When I inquired about all the Jewish stuff in the House of Dance and Feathers museum, Ronald’s eyes lit up as he informed me that he is a founding member of Krew Du Jieux, a Mardi Gras parade organization that embraces satire and self-deprecation in a multi-cultural attempt to eradicate anti-Semitism. After Katrina, Krewe du Jieux marched as Wandering Jews.
The tiny museum, behind Ronald’s home, felt like a hodge-podge of unlabeled, strategic layering of gifts exchanged, oral histories shared, and objects suggesting connections between people and times. Ronald answered all my many questions with his sparkle of optimism tempered with pragmatism fueled by tragedy and frustration. He explained that the rebuilding efforts were not fairly shared and distributed, and he provided plenty of proof that the government sacrificed the Lower Ninth for more affluent areas of the city.

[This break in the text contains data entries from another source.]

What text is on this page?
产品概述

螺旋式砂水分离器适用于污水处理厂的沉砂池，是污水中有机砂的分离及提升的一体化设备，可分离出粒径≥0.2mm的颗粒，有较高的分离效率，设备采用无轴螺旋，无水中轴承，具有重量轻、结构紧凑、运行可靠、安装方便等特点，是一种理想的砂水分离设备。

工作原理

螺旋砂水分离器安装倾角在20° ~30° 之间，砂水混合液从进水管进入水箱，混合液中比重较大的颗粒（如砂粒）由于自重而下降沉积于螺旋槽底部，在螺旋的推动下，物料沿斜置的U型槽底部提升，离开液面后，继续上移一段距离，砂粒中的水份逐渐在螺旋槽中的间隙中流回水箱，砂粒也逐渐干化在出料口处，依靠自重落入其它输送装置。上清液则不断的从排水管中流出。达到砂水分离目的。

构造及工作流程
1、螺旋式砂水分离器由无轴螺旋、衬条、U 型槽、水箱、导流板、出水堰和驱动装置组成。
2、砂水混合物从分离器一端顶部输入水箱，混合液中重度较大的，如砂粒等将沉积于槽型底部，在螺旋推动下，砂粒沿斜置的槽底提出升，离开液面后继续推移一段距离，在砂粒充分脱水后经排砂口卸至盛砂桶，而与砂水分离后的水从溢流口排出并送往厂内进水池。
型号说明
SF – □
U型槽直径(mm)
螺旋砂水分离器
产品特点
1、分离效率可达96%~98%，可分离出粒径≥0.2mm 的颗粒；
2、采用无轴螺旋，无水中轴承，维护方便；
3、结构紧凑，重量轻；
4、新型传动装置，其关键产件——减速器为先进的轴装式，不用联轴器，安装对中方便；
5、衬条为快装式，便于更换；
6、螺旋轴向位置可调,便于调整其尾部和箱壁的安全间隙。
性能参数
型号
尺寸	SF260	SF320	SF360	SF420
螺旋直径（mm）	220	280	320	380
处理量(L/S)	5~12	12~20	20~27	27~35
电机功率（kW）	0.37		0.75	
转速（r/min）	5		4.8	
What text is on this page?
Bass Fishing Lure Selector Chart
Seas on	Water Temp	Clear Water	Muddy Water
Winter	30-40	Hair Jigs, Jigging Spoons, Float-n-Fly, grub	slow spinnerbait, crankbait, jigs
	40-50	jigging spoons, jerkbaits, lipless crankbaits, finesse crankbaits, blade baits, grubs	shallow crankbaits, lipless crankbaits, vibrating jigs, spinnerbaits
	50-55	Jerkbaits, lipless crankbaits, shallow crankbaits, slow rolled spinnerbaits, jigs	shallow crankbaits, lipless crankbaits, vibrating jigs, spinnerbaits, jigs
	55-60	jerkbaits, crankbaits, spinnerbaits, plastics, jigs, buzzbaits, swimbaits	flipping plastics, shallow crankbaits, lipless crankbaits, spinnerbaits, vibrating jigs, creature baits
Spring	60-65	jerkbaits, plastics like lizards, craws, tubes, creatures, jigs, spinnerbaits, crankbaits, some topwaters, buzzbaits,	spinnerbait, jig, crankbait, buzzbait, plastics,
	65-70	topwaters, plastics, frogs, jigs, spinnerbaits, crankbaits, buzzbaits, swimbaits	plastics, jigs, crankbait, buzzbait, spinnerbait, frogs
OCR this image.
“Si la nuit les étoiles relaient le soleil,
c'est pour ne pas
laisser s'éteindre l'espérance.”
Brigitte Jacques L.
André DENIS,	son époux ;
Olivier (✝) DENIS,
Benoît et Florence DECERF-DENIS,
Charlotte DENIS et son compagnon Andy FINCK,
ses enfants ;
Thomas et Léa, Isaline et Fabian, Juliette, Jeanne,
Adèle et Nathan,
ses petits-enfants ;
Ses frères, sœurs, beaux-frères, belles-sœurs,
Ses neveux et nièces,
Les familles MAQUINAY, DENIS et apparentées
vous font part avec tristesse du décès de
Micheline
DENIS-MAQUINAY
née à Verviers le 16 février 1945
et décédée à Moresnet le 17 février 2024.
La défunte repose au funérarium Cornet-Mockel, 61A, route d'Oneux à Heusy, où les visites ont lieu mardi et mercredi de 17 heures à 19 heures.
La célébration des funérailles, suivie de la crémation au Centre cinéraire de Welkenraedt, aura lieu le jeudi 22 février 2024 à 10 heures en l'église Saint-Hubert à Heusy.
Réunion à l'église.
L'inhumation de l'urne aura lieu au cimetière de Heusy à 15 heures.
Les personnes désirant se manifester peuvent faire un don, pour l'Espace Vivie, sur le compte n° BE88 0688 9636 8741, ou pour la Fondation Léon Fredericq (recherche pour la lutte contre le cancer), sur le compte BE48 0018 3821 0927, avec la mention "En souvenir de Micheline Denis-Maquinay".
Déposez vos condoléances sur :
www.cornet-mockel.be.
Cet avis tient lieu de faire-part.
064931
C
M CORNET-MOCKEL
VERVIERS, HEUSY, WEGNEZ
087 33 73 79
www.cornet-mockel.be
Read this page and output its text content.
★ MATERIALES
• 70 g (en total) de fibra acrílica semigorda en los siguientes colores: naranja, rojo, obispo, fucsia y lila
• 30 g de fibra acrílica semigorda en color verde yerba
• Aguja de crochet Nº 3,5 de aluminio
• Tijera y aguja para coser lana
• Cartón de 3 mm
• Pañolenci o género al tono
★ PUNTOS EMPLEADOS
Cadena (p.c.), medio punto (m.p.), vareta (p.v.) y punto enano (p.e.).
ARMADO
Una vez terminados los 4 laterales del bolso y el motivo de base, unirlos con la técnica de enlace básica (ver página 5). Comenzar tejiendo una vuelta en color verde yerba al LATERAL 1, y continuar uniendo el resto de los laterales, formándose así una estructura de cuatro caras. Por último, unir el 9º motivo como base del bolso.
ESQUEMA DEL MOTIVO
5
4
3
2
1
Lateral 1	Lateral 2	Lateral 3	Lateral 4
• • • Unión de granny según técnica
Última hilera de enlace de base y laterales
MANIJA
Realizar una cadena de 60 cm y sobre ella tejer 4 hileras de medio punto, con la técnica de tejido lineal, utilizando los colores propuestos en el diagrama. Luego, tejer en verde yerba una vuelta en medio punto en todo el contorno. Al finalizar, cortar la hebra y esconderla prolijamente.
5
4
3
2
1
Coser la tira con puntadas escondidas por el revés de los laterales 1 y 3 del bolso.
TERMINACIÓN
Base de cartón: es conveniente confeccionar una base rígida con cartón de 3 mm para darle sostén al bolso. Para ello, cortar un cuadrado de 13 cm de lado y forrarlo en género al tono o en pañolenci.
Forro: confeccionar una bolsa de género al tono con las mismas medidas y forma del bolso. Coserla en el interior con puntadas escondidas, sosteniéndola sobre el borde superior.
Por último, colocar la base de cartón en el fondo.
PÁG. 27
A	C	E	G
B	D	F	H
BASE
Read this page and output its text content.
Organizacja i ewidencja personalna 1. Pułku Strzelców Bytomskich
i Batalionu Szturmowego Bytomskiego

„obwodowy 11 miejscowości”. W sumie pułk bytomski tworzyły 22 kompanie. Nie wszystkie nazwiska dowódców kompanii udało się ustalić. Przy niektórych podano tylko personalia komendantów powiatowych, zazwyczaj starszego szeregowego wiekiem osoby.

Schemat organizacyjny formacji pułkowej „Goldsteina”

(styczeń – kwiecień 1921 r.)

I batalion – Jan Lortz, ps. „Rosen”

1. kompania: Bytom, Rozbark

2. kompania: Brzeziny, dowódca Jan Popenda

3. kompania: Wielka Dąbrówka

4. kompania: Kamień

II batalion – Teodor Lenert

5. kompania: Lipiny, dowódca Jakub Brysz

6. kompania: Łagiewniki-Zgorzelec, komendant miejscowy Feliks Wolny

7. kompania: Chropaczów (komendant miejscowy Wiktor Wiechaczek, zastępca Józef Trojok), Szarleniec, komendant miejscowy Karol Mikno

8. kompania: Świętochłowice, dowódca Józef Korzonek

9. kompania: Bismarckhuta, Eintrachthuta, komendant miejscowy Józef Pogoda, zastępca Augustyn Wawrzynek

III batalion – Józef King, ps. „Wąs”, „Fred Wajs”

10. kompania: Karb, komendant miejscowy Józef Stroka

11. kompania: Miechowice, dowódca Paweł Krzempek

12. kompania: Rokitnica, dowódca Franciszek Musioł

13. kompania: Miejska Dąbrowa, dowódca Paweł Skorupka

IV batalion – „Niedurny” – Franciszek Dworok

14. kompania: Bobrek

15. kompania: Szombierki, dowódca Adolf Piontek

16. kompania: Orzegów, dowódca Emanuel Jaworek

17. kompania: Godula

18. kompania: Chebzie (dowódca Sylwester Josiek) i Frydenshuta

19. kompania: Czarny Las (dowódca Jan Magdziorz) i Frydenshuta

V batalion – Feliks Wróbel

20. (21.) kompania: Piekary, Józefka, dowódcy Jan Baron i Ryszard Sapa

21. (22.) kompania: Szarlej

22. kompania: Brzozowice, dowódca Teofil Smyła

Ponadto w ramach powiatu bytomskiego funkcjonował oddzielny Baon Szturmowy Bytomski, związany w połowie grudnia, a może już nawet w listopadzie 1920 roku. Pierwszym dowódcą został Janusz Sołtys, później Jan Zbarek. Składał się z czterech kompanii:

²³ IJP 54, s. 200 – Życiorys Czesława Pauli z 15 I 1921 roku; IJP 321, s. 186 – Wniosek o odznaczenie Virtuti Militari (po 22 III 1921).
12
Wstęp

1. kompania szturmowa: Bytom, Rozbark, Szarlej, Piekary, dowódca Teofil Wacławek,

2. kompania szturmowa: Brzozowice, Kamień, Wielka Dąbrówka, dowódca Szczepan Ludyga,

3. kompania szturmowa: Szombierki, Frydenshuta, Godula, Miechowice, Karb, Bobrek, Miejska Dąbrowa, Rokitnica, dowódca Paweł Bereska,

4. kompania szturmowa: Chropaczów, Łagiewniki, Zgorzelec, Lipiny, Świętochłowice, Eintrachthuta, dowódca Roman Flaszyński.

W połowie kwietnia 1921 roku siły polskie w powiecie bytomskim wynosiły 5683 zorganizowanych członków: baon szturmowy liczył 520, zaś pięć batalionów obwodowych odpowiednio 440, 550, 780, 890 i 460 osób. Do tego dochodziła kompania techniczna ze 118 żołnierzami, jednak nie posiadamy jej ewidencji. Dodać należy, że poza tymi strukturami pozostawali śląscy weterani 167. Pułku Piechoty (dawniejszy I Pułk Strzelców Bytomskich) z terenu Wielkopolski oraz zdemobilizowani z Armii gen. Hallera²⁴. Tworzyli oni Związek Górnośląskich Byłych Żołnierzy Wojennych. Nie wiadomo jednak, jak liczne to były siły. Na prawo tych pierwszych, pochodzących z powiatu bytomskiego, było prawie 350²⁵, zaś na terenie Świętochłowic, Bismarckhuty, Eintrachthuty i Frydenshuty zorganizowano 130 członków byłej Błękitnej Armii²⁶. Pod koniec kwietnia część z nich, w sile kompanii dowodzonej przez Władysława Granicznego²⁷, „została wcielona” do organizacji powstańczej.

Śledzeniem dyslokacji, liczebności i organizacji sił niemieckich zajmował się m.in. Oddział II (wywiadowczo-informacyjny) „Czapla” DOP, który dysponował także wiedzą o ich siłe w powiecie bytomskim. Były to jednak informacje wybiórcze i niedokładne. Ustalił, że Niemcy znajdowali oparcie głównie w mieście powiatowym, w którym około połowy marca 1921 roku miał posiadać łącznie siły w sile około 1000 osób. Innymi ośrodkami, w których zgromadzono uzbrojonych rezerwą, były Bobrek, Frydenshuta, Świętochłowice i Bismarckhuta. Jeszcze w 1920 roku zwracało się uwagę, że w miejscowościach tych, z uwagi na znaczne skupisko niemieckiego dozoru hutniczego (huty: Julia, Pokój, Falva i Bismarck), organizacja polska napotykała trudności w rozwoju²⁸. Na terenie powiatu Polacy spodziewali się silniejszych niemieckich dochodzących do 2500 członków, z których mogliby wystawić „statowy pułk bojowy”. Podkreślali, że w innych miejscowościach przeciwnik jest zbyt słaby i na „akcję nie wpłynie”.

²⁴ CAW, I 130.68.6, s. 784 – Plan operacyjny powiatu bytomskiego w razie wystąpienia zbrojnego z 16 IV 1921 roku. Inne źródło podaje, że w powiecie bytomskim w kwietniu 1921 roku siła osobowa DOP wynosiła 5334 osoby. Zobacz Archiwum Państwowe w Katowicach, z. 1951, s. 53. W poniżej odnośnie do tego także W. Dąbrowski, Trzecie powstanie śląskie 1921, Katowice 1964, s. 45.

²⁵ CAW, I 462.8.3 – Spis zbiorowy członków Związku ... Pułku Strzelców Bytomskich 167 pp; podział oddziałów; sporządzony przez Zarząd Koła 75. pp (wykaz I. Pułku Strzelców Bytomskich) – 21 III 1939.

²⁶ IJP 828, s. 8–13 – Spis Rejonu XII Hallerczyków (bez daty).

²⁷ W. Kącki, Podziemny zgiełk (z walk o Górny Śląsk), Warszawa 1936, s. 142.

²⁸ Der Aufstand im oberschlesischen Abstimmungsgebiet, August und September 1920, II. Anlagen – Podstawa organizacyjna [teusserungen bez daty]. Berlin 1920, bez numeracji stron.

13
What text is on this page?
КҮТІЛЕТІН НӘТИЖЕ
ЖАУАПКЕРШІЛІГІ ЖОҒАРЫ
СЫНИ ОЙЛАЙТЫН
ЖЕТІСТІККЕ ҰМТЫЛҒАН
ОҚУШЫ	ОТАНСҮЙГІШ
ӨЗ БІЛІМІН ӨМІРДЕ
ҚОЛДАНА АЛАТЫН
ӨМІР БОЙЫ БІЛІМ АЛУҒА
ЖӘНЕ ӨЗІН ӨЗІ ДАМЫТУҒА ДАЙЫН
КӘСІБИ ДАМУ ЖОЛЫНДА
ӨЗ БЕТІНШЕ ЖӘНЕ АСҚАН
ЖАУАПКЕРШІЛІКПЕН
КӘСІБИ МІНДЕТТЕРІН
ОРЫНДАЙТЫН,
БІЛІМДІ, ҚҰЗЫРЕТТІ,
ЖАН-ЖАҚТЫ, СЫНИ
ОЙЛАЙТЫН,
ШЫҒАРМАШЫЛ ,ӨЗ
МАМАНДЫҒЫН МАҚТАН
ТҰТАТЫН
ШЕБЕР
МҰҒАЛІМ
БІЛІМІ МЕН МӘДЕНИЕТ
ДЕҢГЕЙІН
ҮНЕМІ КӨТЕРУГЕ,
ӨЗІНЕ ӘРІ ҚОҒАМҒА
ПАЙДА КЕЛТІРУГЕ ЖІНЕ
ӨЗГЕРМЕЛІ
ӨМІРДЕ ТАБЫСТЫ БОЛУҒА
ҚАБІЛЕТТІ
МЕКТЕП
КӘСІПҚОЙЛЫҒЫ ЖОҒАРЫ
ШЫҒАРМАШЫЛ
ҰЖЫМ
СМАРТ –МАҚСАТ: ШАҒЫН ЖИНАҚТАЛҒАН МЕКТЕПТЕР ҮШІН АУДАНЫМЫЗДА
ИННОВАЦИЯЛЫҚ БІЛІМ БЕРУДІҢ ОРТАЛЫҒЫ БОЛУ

Courtesy of @StephenSaltzman
Politics

Courtesy of @StephenSaltzman
By the time George Bush complimented Brownie on the “heckuva job” he had done as head of FEMA, the aftermath of Katrina had displaced over 10,000 residents from their homes in the Lower Ninth Ward. Over 1800 people in New Orleans died, mostly as a result of drowning.
The French Quarter suffered very little damage during Katrina which is understandable since it’s on significantly higher ground than the Lower Ninth. Many residents believe that the government blasted levees that protect the Lower Ninth Ward from flooding in order to save the French Quarter from flooding. They point to controversial evidence that the Army Corp of Engineers conducted similar levee-blasting activities in 1965 during Hurricane Betsy.
Post-Katrina Federal social funding was cut due, in part, to a reduction in population because of Katrina. Curious.
Katrina caused over $130 billion in damage. The levees were rebuilt after Katrina costing approximately $14 billion dollars. I wondered what it is about humans that make us addicted to the wishful thinking that causes avoidable regret.
Axes
Even before Katrina everyone in the neighborhood stored an axe in their attic. These axes saved lives as the residents were able to chop a hole in their roofs to scurry up ahead of the rising water. Like many of his neighbors, Fats Domino, legendary Rhythm and Blues artist (and one of my late-mom’s favorites) was rescued from atop his roof. Many people were stranded on their rooftops for days.
Xs
Nine years later many homes and remnants of homes still have X markings on the siding. These were urban search and rescue markings that were made during hurricane Katrina. An X inside a square meant “Dangerous. Do Not Enter.” An X with writing around it meant that the search of the home was completed. The time and date of the search and the team conducting the search were indicated in many of the markings. The numbers indicated victims removed or bodies left behind.

Courtesy of @StephenSaltzman
There are still many people who think that rebuilding the Lower Ninth Ward is a bad idea. Perhaps they’re right. Given all the hours I had been glued to the television nine years ago, I thought that I understood the situation. I assumed there were political and economic factors that perhaps I did not understand, but that didn’t stop me from forming my opinion about the absurdity of rebuilding areas that would just keep getting destroyed. By the time my opinion was set, I could find a lot of evidence to support my position and I was on to solving the next huge problem from in front of my high-def screen.
I was amazed at how wrong my perception was prior to elevating curiosity above criticism. I usually am.